Il aura donc fallu attendre huit longues années pour que Basement donne enfin une suite à “Beside Myself“. Point de grand virage à l’horizon ou de regard appuyé dans le rétro, “Wired“ porte la marque d’un groupe qui n’a plus besoin de se situer ni dans une quelconque scène, ni forcément dans une époque. Les Anglais se contente de rallumer la machine sans nostalgie et de fort belle manière.
D’entrée, Time Waster remet immédiatement les choses en place : guitares qui crunchent façon 90’s, mélodie en équilibre, spleen contenu. Basement n’a rien perdu de ce point de bascule, quelque part entre l’emo des grandes heures (comprenez sans les mèches et le eye-liner) et un indie-rock qui n’a jamais totalement rangé ses griffes (Pick Up The Pieces).

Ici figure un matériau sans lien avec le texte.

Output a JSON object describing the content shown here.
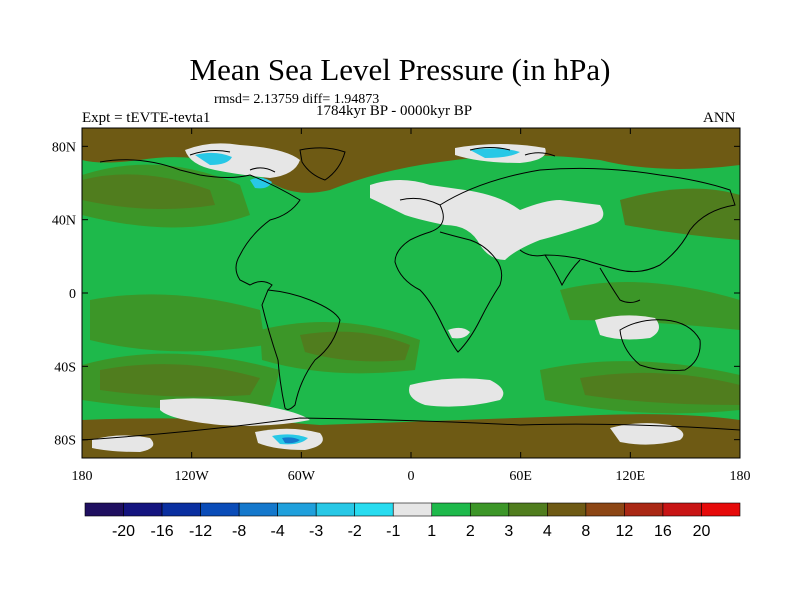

« Wired »n’est pas un retour au sens héroïque du terme, mais plutôt une remise sous tension, comme si les protagonistes avançaient au milieu des vestiges laissés par les années sans chercher à les masquer. On devine en filigrane des échos de Jimmy Eat World dans les envolées, ou de Weezer dans le grain des guitares et les structures de certains morceaux (Deadweight, The Way I Feel), sans que le quintette d’Ipswich ne perde jamais sa singularité, à savoir une pudeur rugueuse, qui refuse l’esbroufe.
À une époque où beaucoup de reformations ressemblent à des opérations marketing déguisées, Basement réalise album vivant et sincère, probablement son long format le plus mature et le plus cohérent à ce jour. Un retour tant attendu par les fans, certes. Mais surtout un retour sacrément réussi.